Call of Duty: Black Ops 3 PS4 Review

With Infinity Ward turning into a ghost of its former self, it has been left to Treyarch to become the lead Call of Duty developer with their string of Black Ops games. Black Ops 3 is the latest installment into the multi-million unit selling franchise and expectations were high after Black Ops 2’s stellar multi-player suite. The success with multi-player continues with Black Ops 3, as well as the return of Zombies mode which is the best it’s ever been. However Treyarch did not deliver anywhere near an acceptable level of quality with this year’s campaign mode. Muddled with a confusing and boring plot, tired cutscenes, and uninspiring level design, Black Ops 3 was one step away from shooter greatness only to be held down by its campaign experience.


Said campaign is a chore to play through, even with the all-new 4-player co-op added. Characters are dull and lifeless, and the sci-fi plot doesn’t do enough for me. I was never engrossed with what was happening on screen as it all passed by too quickly. In terms of the mission and level design, you’re mostly just getting from point A to point B with some vehicle sections thrown in. While the majority of the campaign is uber linear and has you going down constricted lanes, it does open up some of the time which provided the best gameplay sections in the campaign. My partner and I would use this to our advantage and with the game allowing players to create a class for campaign levels, the teamwork and combination of different abilities and weapons was a blast while it lasted. Too many times though, the game would give you a decently sized playground to fool around in just for it to take it away from you far too quickly and throw you in a three wave defense mission or an impossibly difficult assault to get inside a building being defended by dozens of foot soldiers and huge robots. The custom classes also extend to three branching ability trees: control, martial, and chaos. Martial surrounds a variety of ability and movement options like deploying a smokescreen around you character or being ability to the boost movement stats of your soldier, and control covers the ability to turn the enemies weapons against them like hacking vehicles and piloting them yourself, or turning robot soldiers into allies as they fight alongside you. But it is the chaos ability line you want to focus on purely from the sheer amount of robots and other tech equipment you can hack and sabotage. A quick pop out of cover and use of the ability can send half of the enemies on screen flying across the battlefield in blown up carcasses, allowing you to focus your gunfire on the human enemies. There are also dream sequences that break up the gameplay with one of them in particular playing around with visual effects to make the player feel as though they are in an environment being moved around and flipped on its head as you play. Every so often the game throws some large robots to take out as well, but it’s never satisfying and I was always wanting to return to the more open level structure.

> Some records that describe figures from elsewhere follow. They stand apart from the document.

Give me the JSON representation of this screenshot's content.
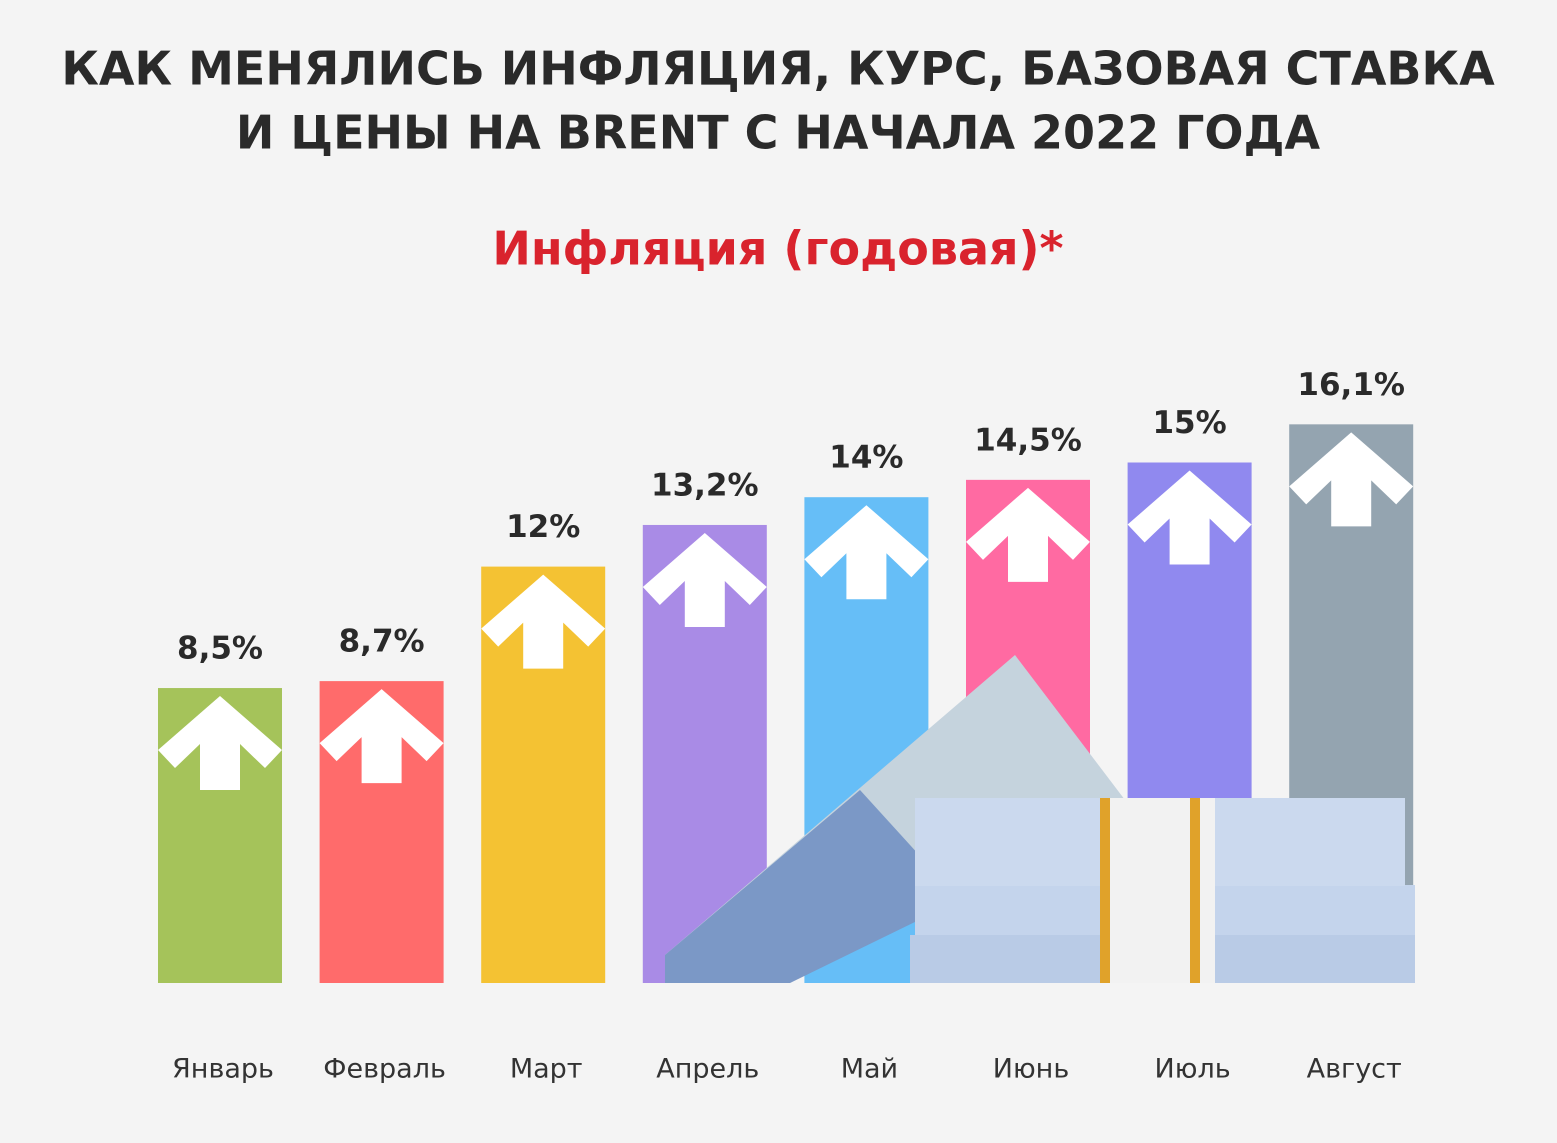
{
  "chart_data": {
    "type": "bar",
    "title": [
      "КАК МЕНЯЛИСЬ ИНФЛЯЦИЯ, КУРС, БАЗОВАЯ СТАВКА",
      "И ЦЕНЫ НА BRENT С НАЧАЛА 2022 ГОДА"
    ],
    "subtitle": "Инфляция (годовая)*",
    "categories": [
      "Январь",
      "Февраль",
      "Март",
      "Апрель",
      "Май",
      "Июнь",
      "Июль",
      "Август"
    ],
    "values": [
      8.5,
      8.7,
      12,
      13.2,
      14,
      14.5,
      15,
      16.1
    ],
    "value_labels": [
      "8,5%",
      "8,7%",
      "12%",
      "13,2%",
      "14%",
      "14,5%",
      "15%",
      "16,1%"
    ],
    "colors": [
      "#a5c35a",
      "#ff6b6b",
      "#f4c233",
      "#a98be6",
      "#66bef7",
      "#ff6aa2",
      "#9089ef",
      "#94a4b0"
    ]
  }
}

If you manage to get through it though, greatness awaits. Black Ops 3 multiplayer is the best the series has been for over half a decade, with impeccable map design and a solid, albeit limited, sandbox of weapons and abilities. The pick 10 system from recent entries returns with a host of gadgets and perks to choose from as I opted with sacrificing grenades and secondary weapon attachments to go all in on my primary weapon even if that meant my perks list suffered. Players can mix and match and fine tune their pick 10 classes to find the perfect sweet spot that really added to the meta-game. Additionally, Black Ops 3 has players choose between specialists that are given unique abilities such as a grenade launcher or the ability to throw down a powerful ground pound. The problem was I just didn’t see it used enough in multiplayer, so much so that I was reminded it was a part of the game every time it happened because of how rare it was. But the core of the multiplayer is in the gunplay and Black ops 3 unsurprisingly is as tight and responsive as its predecessors. What Treyarch really improved though was the movement. Advanced Warfare played far too quickly for me whereas Black Ops 3 is set to the perfect level of speed with the player’s thrusters. Being able to control your movement in the air with precision just feels so natural and adds an extra layer to the game.

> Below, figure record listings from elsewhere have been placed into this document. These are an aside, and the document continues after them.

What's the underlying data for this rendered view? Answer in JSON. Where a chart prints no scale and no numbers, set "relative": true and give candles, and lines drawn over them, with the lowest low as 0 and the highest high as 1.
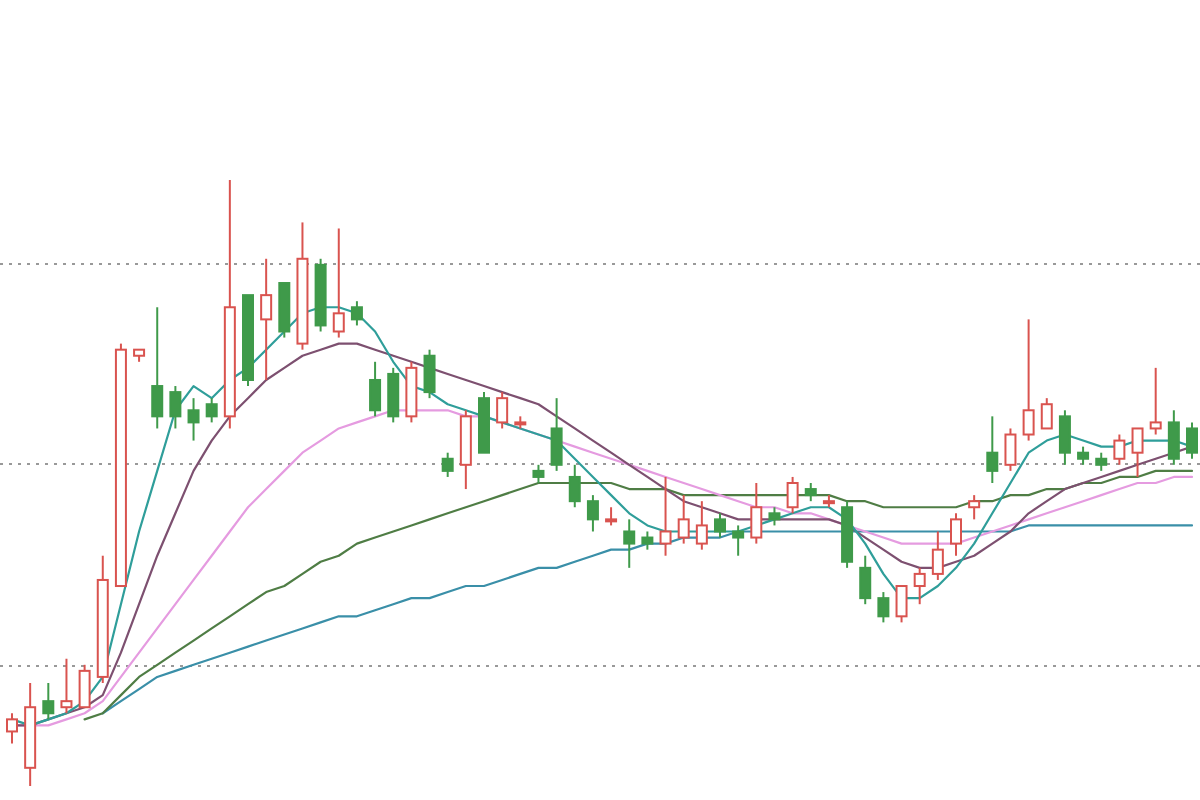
{
  "chart_data": {
    "type": "candlestick",
    "relative": true,
    "grid": "y",
    "categories": [
      null,
      null,
      null,
      null,
      null,
      null,
      null,
      null,
      null,
      null,
      null,
      null,
      null,
      null,
      null,
      null,
      null,
      null,
      null,
      null,
      null,
      null,
      null,
      null,
      null,
      null,
      null,
      null,
      null,
      null,
      null,
      null,
      null,
      null,
      null,
      null,
      null,
      null,
      null,
      null,
      null,
      null,
      null,
      null,
      null,
      null,
      null,
      null,
      null,
      null,
      null,
      null,
      null,
      null,
      null,
      null,
      null,
      null,
      null,
      null,
      null,
      null,
      null,
      null,
      null,
      null
    ],
    "series": [
      {
        "type": "line",
        "color": "#3a8fa8",
        "values": [
          null,
          null,
          null,
          null,
          null,
          0.12,
          0.14,
          0.16,
          0.18,
          0.19,
          0.2,
          0.21,
          0.22,
          0.23,
          0.24,
          0.25,
          0.26,
          0.27,
          0.28,
          0.28,
          0.29,
          0.3,
          0.31,
          0.31,
          0.32,
          0.33,
          0.33,
          0.34,
          0.35,
          0.36,
          0.36,
          0.37,
          0.38,
          0.39,
          0.39,
          0.4,
          0.4,
          0.41,
          0.41,
          0.41,
          0.42,
          0.42,
          0.42,
          0.42,
          0.42,
          0.42,
          0.42,
          0.42,
          0.42,
          0.42,
          0.42,
          0.42,
          0.42,
          0.42,
          0.42,
          0.42,
          0.43,
          0.43,
          0.43,
          0.43,
          0.43,
          0.43,
          0.43,
          0.43,
          0.43,
          0.43
        ]
      },
      {
        "type": "line",
        "color": "#4f7d45",
        "values": [
          null,
          null,
          null,
          null,
          0.11,
          0.12,
          0.15,
          0.18,
          0.2,
          0.22,
          0.24,
          0.26,
          0.28,
          0.3,
          0.32,
          0.33,
          0.35,
          0.37,
          0.38,
          0.4,
          0.41,
          0.42,
          0.43,
          0.44,
          0.45,
          0.46,
          0.47,
          0.48,
          0.49,
          0.5,
          0.5,
          0.5,
          0.5,
          0.5,
          0.49,
          0.49,
          0.49,
          0.48,
          0.48,
          0.48,
          0.48,
          0.48,
          0.48,
          0.48,
          0.48,
          0.48,
          0.47,
          0.47,
          0.46,
          0.46,
          0.46,
          0.46,
          0.46,
          0.47,
          0.47,
          0.48,
          0.48,
          0.49,
          0.49,
          0.5,
          0.5,
          0.51,
          0.51,
          0.52,
          0.52,
          0.52
        ]
      },
      {
        "type": "line",
        "color": "#e59be0",
        "values": [
          0.1,
          0.1,
          0.1,
          0.11,
          0.12,
          0.14,
          0.18,
          0.22,
          0.26,
          0.3,
          0.34,
          0.38,
          0.42,
          0.46,
          0.49,
          0.52,
          0.55,
          0.57,
          0.59,
          0.6,
          0.61,
          0.62,
          0.62,
          0.62,
          0.62,
          0.61,
          0.61,
          0.6,
          0.59,
          0.58,
          0.57,
          0.56,
          0.55,
          0.54,
          0.53,
          0.52,
          0.51,
          0.5,
          0.49,
          0.48,
          0.47,
          0.46,
          0.46,
          0.45,
          0.45,
          0.44,
          0.43,
          0.42,
          0.41,
          0.4,
          0.4,
          0.4,
          0.4,
          0.41,
          0.42,
          0.43,
          0.44,
          0.45,
          0.46,
          0.47,
          0.48,
          0.49,
          0.5,
          0.5,
          0.51,
          0.51
        ]
      },
      {
        "type": "line",
        "color": "#7d5070",
        "values": [
          0.1,
          0.1,
          0.11,
          0.12,
          0.13,
          0.15,
          0.22,
          0.3,
          0.38,
          0.45,
          0.52,
          0.57,
          0.61,
          0.64,
          0.67,
          0.69,
          0.71,
          0.72,
          0.73,
          0.73,
          0.72,
          0.71,
          0.7,
          0.69,
          0.68,
          0.67,
          0.66,
          0.65,
          0.64,
          0.63,
          0.61,
          0.59,
          0.57,
          0.55,
          0.53,
          0.51,
          0.49,
          0.47,
          0.46,
          0.45,
          0.44,
          0.44,
          0.44,
          0.44,
          0.44,
          0.44,
          0.43,
          0.41,
          0.39,
          0.37,
          0.36,
          0.36,
          0.37,
          0.38,
          0.4,
          0.42,
          0.45,
          0.47,
          0.49,
          0.5,
          0.51,
          0.52,
          0.53,
          0.54,
          0.55,
          0.56
        ]
      },
      {
        "type": "line",
        "color": "#2f9e9a",
        "values": [
          0.11,
          0.1,
          0.11,
          0.12,
          0.14,
          0.18,
          0.3,
          0.42,
          0.52,
          0.62,
          0.66,
          0.64,
          0.67,
          0.69,
          0.72,
          0.75,
          0.78,
          0.79,
          0.79,
          0.78,
          0.75,
          0.7,
          0.66,
          0.65,
          0.63,
          0.62,
          0.61,
          0.6,
          0.59,
          0.58,
          0.57,
          0.54,
          0.51,
          0.48,
          0.45,
          0.43,
          0.42,
          0.42,
          0.42,
          0.42,
          0.42,
          0.43,
          0.44,
          0.45,
          0.46,
          0.46,
          0.44,
          0.4,
          0.35,
          0.31,
          0.31,
          0.33,
          0.36,
          0.4,
          0.45,
          0.5,
          0.55,
          0.57,
          0.58,
          0.57,
          0.56,
          0.56,
          0.57,
          0.57,
          0.57,
          0.56
        ]
      },
      {
        "ohlc": [
          [
            0.09,
            0.12,
            0.07,
            0.11
          ],
          [
            0.03,
            0.17,
            0.0,
            0.13
          ],
          [
            0.14,
            0.17,
            0.11,
            0.12
          ],
          [
            0.13,
            0.21,
            0.12,
            0.14
          ],
          [
            0.13,
            0.2,
            0.13,
            0.19
          ],
          [
            0.18,
            0.38,
            0.17,
            0.34
          ],
          [
            0.33,
            0.73,
            0.33,
            0.72
          ],
          [
            0.71,
            0.72,
            0.7,
            0.72
          ],
          [
            0.66,
            0.79,
            0.59,
            0.61
          ],
          [
            0.65,
            0.66,
            0.59,
            0.61
          ],
          [
            0.62,
            0.64,
            0.57,
            0.6
          ],
          [
            0.63,
            0.64,
            0.6,
            0.61
          ],
          [
            0.61,
            1.0,
            0.59,
            0.79
          ],
          [
            0.81,
            0.81,
            0.66,
            0.67
          ],
          [
            0.77,
            0.87,
            0.67,
            0.81
          ],
          [
            0.83,
            0.83,
            0.74,
            0.75
          ],
          [
            0.73,
            0.93,
            0.72,
            0.87
          ],
          [
            0.86,
            0.87,
            0.75,
            0.76
          ],
          [
            0.75,
            0.92,
            0.74,
            0.78
          ],
          [
            0.79,
            0.8,
            0.76,
            0.77
          ],
          [
            0.67,
            0.7,
            0.61,
            0.62
          ],
          [
            0.68,
            0.69,
            0.6,
            0.61
          ],
          [
            0.61,
            0.7,
            0.6,
            0.69
          ],
          [
            0.71,
            0.72,
            0.64,
            0.65
          ],
          [
            0.54,
            0.55,
            0.51,
            0.52
          ],
          [
            0.53,
            0.62,
            0.49,
            0.61
          ],
          [
            0.64,
            0.65,
            0.55,
            0.55
          ],
          [
            0.6,
            0.65,
            0.59,
            0.64
          ],
          [
            0.6,
            0.61,
            0.59,
            0.6
          ],
          [
            0.52,
            0.53,
            0.5,
            0.51
          ],
          [
            0.59,
            0.64,
            0.52,
            0.53
          ],
          [
            0.51,
            0.53,
            0.46,
            0.47
          ],
          [
            0.47,
            0.48,
            0.42,
            0.44
          ],
          [
            0.44,
            0.46,
            0.43,
            0.44
          ],
          [
            0.42,
            0.44,
            0.36,
            0.4
          ],
          [
            0.41,
            0.42,
            0.39,
            0.4
          ],
          [
            0.4,
            0.51,
            0.38,
            0.42
          ],
          [
            0.41,
            0.48,
            0.4,
            0.44
          ],
          [
            0.4,
            0.47,
            0.39,
            0.43
          ],
          [
            0.44,
            0.45,
            0.41,
            0.42
          ],
          [
            0.42,
            0.43,
            0.38,
            0.41
          ],
          [
            0.41,
            0.5,
            0.4,
            0.46
          ],
          [
            0.45,
            0.46,
            0.43,
            0.44
          ],
          [
            0.46,
            0.51,
            0.45,
            0.5
          ],
          [
            0.49,
            0.5,
            0.47,
            0.48
          ],
          [
            0.47,
            0.48,
            0.46,
            0.47
          ],
          [
            0.46,
            0.47,
            0.36,
            0.37
          ],
          [
            0.36,
            0.38,
            0.3,
            0.31
          ],
          [
            0.31,
            0.32,
            0.27,
            0.28
          ],
          [
            0.28,
            0.33,
            0.27,
            0.33
          ],
          [
            0.33,
            0.36,
            0.3,
            0.35
          ],
          [
            0.35,
            0.42,
            0.34,
            0.39
          ],
          [
            0.4,
            0.45,
            0.38,
            0.44
          ],
          [
            0.46,
            0.48,
            0.44,
            0.47
          ],
          [
            0.55,
            0.61,
            0.5,
            0.52
          ],
          [
            0.53,
            0.59,
            0.52,
            0.58
          ],
          [
            0.58,
            0.77,
            0.57,
            0.62
          ],
          [
            0.59,
            0.64,
            0.59,
            0.63
          ],
          [
            0.61,
            0.62,
            0.53,
            0.55
          ],
          [
            0.55,
            0.56,
            0.53,
            0.54
          ],
          [
            0.54,
            0.55,
            0.52,
            0.53
          ],
          [
            0.54,
            0.58,
            0.53,
            0.57
          ],
          [
            0.55,
            0.59,
            0.51,
            0.59
          ],
          [
            0.59,
            0.69,
            0.58,
            0.6
          ],
          [
            0.6,
            0.62,
            0.53,
            0.54
          ],
          [
            0.59,
            0.6,
            0.54,
            0.55
          ]
        ]
      }
    ]
  }
}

Coming to the ever-popular Zombies mode known now as Shadows of Evil, set in a beautifully rendered noir styled 1940’s city, this year’s entry is the first time I’ve ever enjoyed it. I loved the series’ other attempts at a third co-op mode, like Ghosts’ brilliant Extinction, but never got into Zombies. Treyarch’s new improvements like becoming a Darkness-esque tentacled beast or being able to customize weapons finally have me hooked to get to the highest wave I can while scavenging for cool easter eggs. And that is the shame of this year’s Call of Duty, with 2 of the 3 modes being spectacular and 1 falling short. Although the game is easily recommendable if even one spends all his time slaying foes in matchmaking. Call of Duty: Black Ops 3 is a game of two thirds that gives us a fantastic multiplayer experience and an ever addicting Zombies mode, coupled with a poor single player. Hopefully Treyarch’s next entry can finally give us a commendable campaign to boot.